Отечественной медицине Некрасов не верил, поэтому за огромные деньги выписал австрийских врачей. Хирург Теодор Бильрот сделал ему колостому. Операция была сложной, ее Бильрот счел звездной в своей карьере, написав по этому поводу статью в медицинский журнал. Некрасов даже смог встать с кровати и какое-то время шатался по комнате, но боли усилились, и вскоре поэт стал спасаться исключительно морфием. Гости ужасались. Поэт походил на полутруп: худой, бледный, говорил замогильным голосом. В последние несколько месяцев жизни он провел в положении на карачках, издавая непрерывный стон. Врачи выходили от него в слезах, не в силах видеть, как мучается пациент.
Зиночка денно и нощно ухаживала за Николаем, соревнуясь в этом с его сестрой Анной. Чтобы не спать, Зиночка садилась на пол и смотрела на зажженную свечу. Так она просидела двести дней и ночей и к концу Некрасова из молодой, беленькой и краснощекой женщины превратилась в старуху с желтым лицом.
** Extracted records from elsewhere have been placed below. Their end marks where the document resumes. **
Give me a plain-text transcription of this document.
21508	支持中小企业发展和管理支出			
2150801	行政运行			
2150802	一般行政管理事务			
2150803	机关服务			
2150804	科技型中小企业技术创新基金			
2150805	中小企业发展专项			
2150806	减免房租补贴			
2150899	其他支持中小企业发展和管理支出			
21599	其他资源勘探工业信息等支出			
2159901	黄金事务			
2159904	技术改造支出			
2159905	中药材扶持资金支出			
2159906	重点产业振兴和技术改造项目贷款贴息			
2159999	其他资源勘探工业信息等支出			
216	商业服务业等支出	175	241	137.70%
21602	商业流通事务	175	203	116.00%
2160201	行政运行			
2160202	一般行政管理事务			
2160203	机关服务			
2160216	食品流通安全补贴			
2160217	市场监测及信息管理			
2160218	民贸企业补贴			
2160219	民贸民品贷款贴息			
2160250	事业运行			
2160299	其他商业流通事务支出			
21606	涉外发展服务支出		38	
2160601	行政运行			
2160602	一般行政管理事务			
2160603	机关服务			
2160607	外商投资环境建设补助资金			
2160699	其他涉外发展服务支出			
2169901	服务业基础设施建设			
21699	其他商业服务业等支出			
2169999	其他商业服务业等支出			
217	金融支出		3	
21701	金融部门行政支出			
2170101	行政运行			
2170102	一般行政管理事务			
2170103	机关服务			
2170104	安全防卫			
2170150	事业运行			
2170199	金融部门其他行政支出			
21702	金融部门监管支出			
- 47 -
Всю оставшуюся жизнь она носила траур и вспоминала Некрасова с благодарностью, жалея лишь о том, что мало развивалась, а проводила дни в увеселении.
- Болезнь Николая Алексеевича открыла мне, какие страдания на свете бывают, а смерть его, что он за человек был, показала, - повторяла она.
Завещание Некрасова не вызвало энтузиазма у родственников. Оказалось, что особых денег у поэта не осталось (после смерти долго судачили, где его миллионы). И тем не менее он упомянул в завещании всех, с кем жил: и Авдотью Панаеву, и мадам Селину, и любимых слуг. А Зиночке отписал недвижимость в Новгородской губернии и все движимое имущество из квартиры в Петербурге, за исключением ружей.
Впрочем, распорядиться всем этим Зиночка не сумела: раздала родственникам Некрасова. Кроме одного: сразу после смерти поэта она выкупила участок земли рядом с его могилой. И сколько сестра Анна ни просила перекупить - так и не продала ей.
Когда после похорон женщина поехала в Карабиху, брат поэта не пустил ее даже на порог. Вдова уехала в Саратов, и там ее облапошила местная секта. Так, в бедности она прожила свой век в Саратове, где и была похоронена.